Il a été démontré que les mastocytes jouent un rôle clé dans l’organisation et l’activation de la cascade inflammatoire, non seulement en participant directement à la destruction des tissus, mais aussi en recrutant et en activant d’autres cellules immunitaires telles que les macrophages et les lymphocytes. Les kinases de c-Kit, Lyn et Fyn sont des kinases critiques pour le fonctionnement des mastocytes. Par conséquent, les agents thérapeutiques capables d’inhiber ces kinases peuvent moduler l’activité des mastocytes, entraînant par la suite une réduction de l’inflammation des tissus et donc des bénéfices cliniques. In-vitro et les études sur les animaux ont maintenant largement démontré que le masitinib est un puissant inhibiteur de ces kinases, ce qui en fait un candidat médicament prometteur dans les maladies où l’inflammation chronique joue un rôle central.

Mécanisme d'action du masitinib dans la mastocytose systémique

La mastocytose systémique indolente (MSI) est une maladie hématologique caractérisée par un nombre anormal et une activation des mastocytes dans la moelle osseuse et d’autres organes. La maladie est caractérisée par de multiples symptômes qui sont invalidants et peuvent, dans certains cas, mettre la vie en danger. Les symptômes associés à la MSI sont principalement associés à des troubles neurologiques (dépression, fatigue, déficience cognitive, maux de tête), à des troubles cutanés (prurit, lésions cutanées), à des bouffées de chaleur et à des troubles gastro-intestinaux.

Les propriétés anti-mastocytes du masitinib semblent particulièrement bien adaptées au traitement de la mastocytose systémique indolente. Une réduction de l’activité des mastocytes est générée par son action inhibitrice sur les tyrosines kinases sauvages de type c-Kit, Lyn et Fyn. C’est grâce à ce mécanisme d’action à multiples facettes, une caractéristique que l’on ne retrouve pas dans les autres inhibiteurs c-Kit, que le masitinib peut provoquer une réponse chez les patients présentant un statut de mutation c-Kit D816V positif ou négatif.

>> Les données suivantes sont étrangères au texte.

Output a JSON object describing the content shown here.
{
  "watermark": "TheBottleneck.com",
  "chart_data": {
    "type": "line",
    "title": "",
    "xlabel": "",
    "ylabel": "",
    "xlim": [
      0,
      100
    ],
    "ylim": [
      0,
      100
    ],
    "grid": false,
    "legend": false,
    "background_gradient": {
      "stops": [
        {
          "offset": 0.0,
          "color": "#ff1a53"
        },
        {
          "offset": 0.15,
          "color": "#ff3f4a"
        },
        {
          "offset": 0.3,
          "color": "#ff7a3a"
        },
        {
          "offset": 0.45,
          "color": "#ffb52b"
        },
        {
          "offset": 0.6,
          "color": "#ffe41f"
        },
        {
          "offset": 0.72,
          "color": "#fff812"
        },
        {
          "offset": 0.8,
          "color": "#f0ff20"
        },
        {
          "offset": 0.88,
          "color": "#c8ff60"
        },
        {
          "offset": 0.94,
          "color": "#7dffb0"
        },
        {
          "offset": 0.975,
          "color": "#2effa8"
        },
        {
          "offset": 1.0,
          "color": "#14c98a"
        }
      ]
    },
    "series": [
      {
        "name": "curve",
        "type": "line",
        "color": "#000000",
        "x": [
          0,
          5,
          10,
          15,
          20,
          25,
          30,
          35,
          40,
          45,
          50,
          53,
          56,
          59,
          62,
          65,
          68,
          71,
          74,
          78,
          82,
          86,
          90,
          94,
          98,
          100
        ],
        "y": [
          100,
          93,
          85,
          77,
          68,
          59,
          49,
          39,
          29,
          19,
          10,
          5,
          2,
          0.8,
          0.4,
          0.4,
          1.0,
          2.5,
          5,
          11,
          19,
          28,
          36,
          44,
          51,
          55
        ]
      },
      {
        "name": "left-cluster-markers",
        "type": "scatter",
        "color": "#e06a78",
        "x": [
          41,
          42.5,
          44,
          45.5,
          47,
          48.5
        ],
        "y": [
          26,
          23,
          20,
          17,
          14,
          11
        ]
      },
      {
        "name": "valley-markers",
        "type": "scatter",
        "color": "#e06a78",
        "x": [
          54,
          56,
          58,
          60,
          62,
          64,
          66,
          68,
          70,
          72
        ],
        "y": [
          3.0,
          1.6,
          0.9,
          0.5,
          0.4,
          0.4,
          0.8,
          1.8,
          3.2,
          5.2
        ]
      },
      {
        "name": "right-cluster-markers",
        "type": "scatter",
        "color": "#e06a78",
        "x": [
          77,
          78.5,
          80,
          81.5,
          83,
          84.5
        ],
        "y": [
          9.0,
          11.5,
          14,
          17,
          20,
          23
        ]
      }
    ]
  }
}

Mécanisme d'action du masitinib dans l'asthme sévère

L’asthme sévère qui reste non contrôlé malgré un traitement quotidien avec des corticostéroïdes oraux à forte dose représente la forme la plus sévère de l’asthme. La qualité de vie de ces patients est gravement affectée, avec une réduction importante de la fonction pulmonaire, des restrictions des activités de la vie quotidienne et un risque élevé d’exacerbation de l’asthme.

Il existe un nombre croissant de preuves qui impliquent fortement l’activité des mastocytes dans la pathophysiologie de l’asthme sévère. Les mastocytes sont une présence persistante dans l’épithélium des voies aériennes des patients asthmatiques et leur présence est en corrélation avec la gravité de la maladie, le phénotype de l’asthme et l’hyperréactivité des voies aériennes. Les cytokines pro-inflammatoires et autres médiateurs sécrétés par les mastocytes affectent la fonction des muscles lisses des voies respiratoires, la bronchoconstriction, l’inflammation et le remodelage des voies respiratoires.

Le masitinib est le premier médicament oral de sa catégorie dans l’asthme sévère, ciblant sélectivement les mastocytes par l’inhibition des tyrosine kinases c-Kit, LYN et FYN. Le masitinib est également un puissant inhibiteur de la signalisation du PDGFR, qui est associé à une prolifération pathologique des cellules musculaires lisses des voies aériennes et à un remodelage des voies aériennes.

Dans les modèles précliniques de l’asthme, le masitinib a réduit de manière significative l’hyperréactivité des voies respiratoires et le recrutement d’éosinophiles pulmonaires chez les souris et a amélioré l’inflammation des voies respiratoires et la mécanique pulmonaire chez les chats1.

En ciblant à la fois la pathophysiologie de l’asthme lié aux mastocytes et le remodelage des voies aériennes lié au PDGFR, la double action du masitinib semble particulièrement bien adaptée au traitement de l’asthme sévère non contrôlé.

Références

  1. Lee-Fowler TM, et al. The tyrosine kinase inhibitor masitinib blunts airway inflammation and improves associated lung mechanics in a feline model of chronic allergic asthma. Int Arch Allergy Immunol. 2012;158(4):369‐374.